Is a transitive asymmetric relation a partial order? I'm asking this because of the following situation:
If a relation $R$ is transitive and assymmetric, it cannot be reflexive. (Otherwise, $R(x,x)\rightarrow R(x,x)$ trivially, denying asymmetry). Hence, $R$ is also irreflexive.
If a relation $R$ is transitive and irreflexive, then it cannot be symmetric (since symmetry + transitivity $\rightarrow$ reflexivity). Hence, $R$ is asymmetric.
Many textbooks describes a partial order as transitive irreflexive relations. By the reasoning above, does this follows also to transitive asymmetric ones? I'm having trouble grasping this notion. thanks.
First, to terminology, partial order is usually interpreted as a transitive, anti-symmetric, reflexive relation, with strict partial order being used for a transitive, asymmetric, irreflexive relation. (So, ironically but in a common twist, a strict partial order is not a partial order. This is like how a manifold with boundary is not a manifold.)
A relation being transitive and asymmetric is equivalent to it being transitive and irreflexive, and so either can be used as a definition.

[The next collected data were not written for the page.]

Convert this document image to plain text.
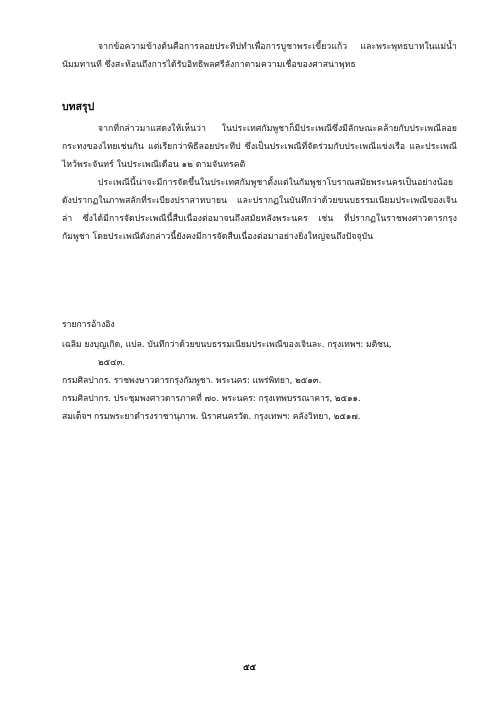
จากข้อความข้างต้นคือการลอยประทีปทำเพื่อการบูชาพระเขี้ยวแก้ว และพระพุทธบาทในแม่น้ำนัมมทานที ซึ่งสะท้อนถึงการได้รับอิทธิพลศรีลังกาตามความเชื่อของศาสนาพุทธ
บทสรุป
จากที่กล่าวมาแสดงให้เห็นว่า ในประเทศกัมพูชาก็มีประเพณีซึ่งมีลักษณะคล้ายกับประเพณีลอยกระทงของไทยเช่นกัน แต่เรียกว่าพิธีลอยประทีป ซึ่งเป็นประเพณีที่จัดร่วมกับประเพณีแข่งเรือ และประเพณีไหว้พระจันทร์ ในประเพณีเดือน ๑๒ ตามจันทรคติ
ประเพณีนี้น่าจะมีการจัดขึ้นในประเทศกัมพูชาตั้งแต่ในกัมพูชาโบราณสมัยพระนครเป็นอย่างน้อย ดังปรากฏในภาพสลักที่ระเบียงปราสาทบายน และปรากฏในบันทึกว่าด้วยขนบธรรมเนียมประเพณีของเจินล่า ซึ่งได้มีการจัดประเพณีนี้สืบเนื่องต่อมาจนถึงสมัยหลังพระนคร เช่น ที่ปรากฏในราชพงศาวดารกรุงกัมพูชา โดยประเพณีดังกล่าวนี้ยังคงมีการจัดสืบเนื่องต่อมาอย่างยิ่งใหญ่จนถึงปัจจุบัน
รายการอ้างอิง
เฉลิม ยงบุญเกิด, แปล. บันทึกว่าด้วยขนบธรรมเนียมประเพณีของเจินละ. กรุงเทพฯ: มติชน,
๒๕๔๓.
กรมศิลปากร. ราชพงษาวดารกรุงกัมพูชา. พระนคร: แพร่พิทยา, ๒๕๑๓.
กรมศิลปากร. ประชุมพงศาวดารภาคที่ ๗๐. พระนคร: กรุงเทพบรรณาคาร, ๒๕๑๑.
สมเด็จฯ กรมพระยาดำรงราชานุภาพ. นิราศนครวัด. กรุงเทพฯ: คลังวิทยา, ๒๕๑๗.
๕๕
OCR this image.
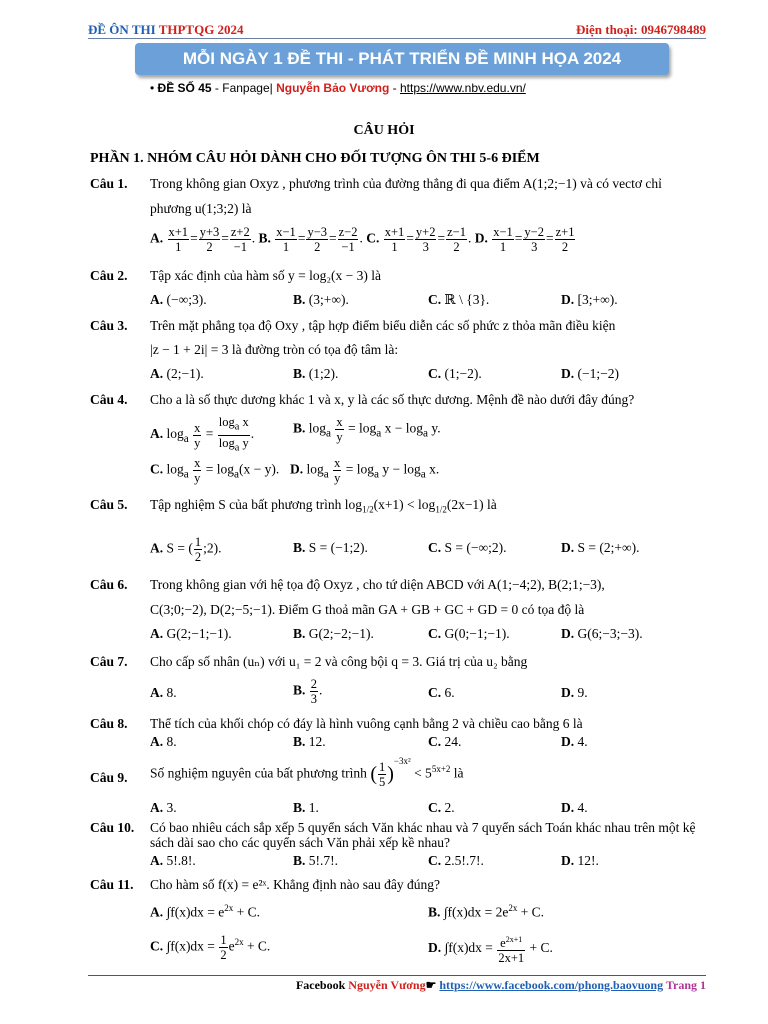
ĐỀ ÔN THI THPTQG 2024	Điện thoại: 0946798489
MỖI NGÀY 1 ĐỀ THI - PHÁT TRIỂN ĐỀ MINH HỌA 2024
• ĐỀ SỐ 45 - Fanpage| Nguyễn Bảo Vương - https://www.nbv.edu.vn/
CÂU HỎI
PHẦN 1. NHÓM CÂU HỎI DÀNH CHO ĐỐI TƯỢNG ÔN THI 5-6 ĐIỂM
Câu 1. Trong không gian Oxyz , phương trình của đường thẳng đi qua điểm A(1;2;−1) và có vectơ chỉ
phương u(1;3;2) là
A. $\frac{x+1}{1} = \frac{y+3}{2} = \frac{z+2}{-1}$ . B. $\frac{x-1}{1} = \frac{y-3}{2} = \frac{z-2}{-1}$ . C. $\frac{x+1}{1} = \frac{y+2}{3} = \frac{z-1}{2}$ . D. $\frac{x-1}{1} = \frac{y-2}{3} = \frac{z+1}{2}$
Câu 2. Tập xác định của hàm số y = log₂(x − 3) là
A. (−∞;3).	B. (3;+∞).	C. ℝ \ {3}.	D. [3;+∞).
Câu 3. Trên mặt phẳng tọa độ Oxy , tập hợp điểm biểu diễn các số phức z thỏa mãn điều kiện
|z − 1 + 2i| = 3 là đường tròn có tọa độ tâm là:
A. (2;−1).	B. (1;2).	C. (1;−2).	D. (−1;−2)
Câu 4. Cho a là số thực dương khác 1 và x, y là các số thực dương. Mệnh đề nào dưới đây đúng?
A. $\log_a \frac{x}{y} = \frac{\log_a x}{\log_a y}$ .	B. $\log_a \frac{x}{y} = \log_a x - \log_a y$.
C. $\log_a \frac{x}{y} = \log_a(x - y)$. D. $\log_a \frac{x}{y} = \log_a y - \log_a x$.
Câu 5. Tập nghiệm S của bất phương trình $\log_{1/2}(x+1) < \log_{1/2}(2x-1)$ là
A. S = ( $\frac{1}{2}$ ;2).	B. S = (−1;2).	C. S = (−∞;2).	D. S = (2;+∞).
Câu 6. Trong không gian với hệ tọa độ Oxyz , cho tứ diện ABCD với A(1;−4;2), B(2;1;−3),
C(3;0;−2), D(2;−5;−1). Điểm G thoả mãn GA + GB + GC + GD = 0 có tọa độ là
A. G(2;−1;−1).	B. G(2;−2;−1).	C. G(0;−1;−1).	D. G(6;−3;−3).
Câu 7. Cho cấp số nhân (uₙ) với u₁ = 2 và công bội q = 3. Giá trị của u₂ bằng
A. 8.	B. $\frac{2}{3}$ .	C. 6.	D. 9.
Câu 8. Thể tích của khối chóp có đáy là hình vuông cạnh bằng 2 và chiều cao bằng 6 là
A. 8.	B. 12.	C. 24.	D. 4.
Câu 9. Số nghiệm nguyên của bất phương trình ( $\frac{1}{5} )^{-3x^2} < 5^{5x+2}$ là
A. 3.	B. 1.	C. 2.	D. 4.
Câu 10. Có bao nhiêu cách sắp xếp 5 quyển sách Văn khác nhau và 7 quyển sách Toán khác nhau trên một kệ sách dài sao cho các quyển sách Văn phải xếp kề nhau?
A. 5!.8!.	B. 5!.7!.	C. 2.5!.7!.	D. 12!.
Câu 11. Cho hàm số f(x) = e²ˣ. Khẳng định nào sau đây đúng?
A. $\int f(x)dx = e^{2x} + C$.	B. $\int f(x)dx = 2e^{2x} + C$.
C. $\int f(x)dx = \frac{1}{2} e^{2x} + C$.	D. $\int f(x)dx = \frac{e^{2x+1}}{2x+1} + C$.
Facebook Nguyễn Vương☛ https://www.facebook.com/phong.baovuong Trang 1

If $R$ is asymmetric, meaning $R(a,b)\implies \neg R(b,a)$ for all $a$ and $b$, then $R(a,a)\implies \neg R(a,a)$ for all $a$ and thus $R(a,a)$ must not hold for any $a$, hence $R$ is irreflexive. We can establish this without even transitivity.
Conversely, if $R$ is transitive and irreflexive, then we have $R(a,b)\land R(b,c) \implies R(a,c)$ and $\neg R(a,a)$ for all $a$, $b$, and $c$. Choosing $a = c$, we get $R(a,b)\land R(b,a) \implies R(a,a)$ for all $a$ and $b$, and thus it can't be the case that both $R(a,b)$ and $R(b,a)$ are true, and so $R(a,b)\implies \neg R(b,a)$, hence $R$ is asymmetric.
Your conclusion is correct and your reasoning is almost correct. The only issue is a relation being asymmetric is not equivalent to it not being symmetric. Asymmetry is a stronger condition which means that it's never the case that both $R(a,b)$ and $R(b,a)$ hold. Symmetry means it's always the case that $R(a,b)$ holds if $R(b,a)$ does. The negation of this is that sometimes it's the case that $R(a,b)$ doesn't hold when $R(b,a)$ does, but this allows that $R(a,b)$ and $R(b,a)$ do sometimes hold too. For example, $R = \{(1,2),(2,1),(1,3)\}$ is a relation that is not symmetric but also not asymmetric.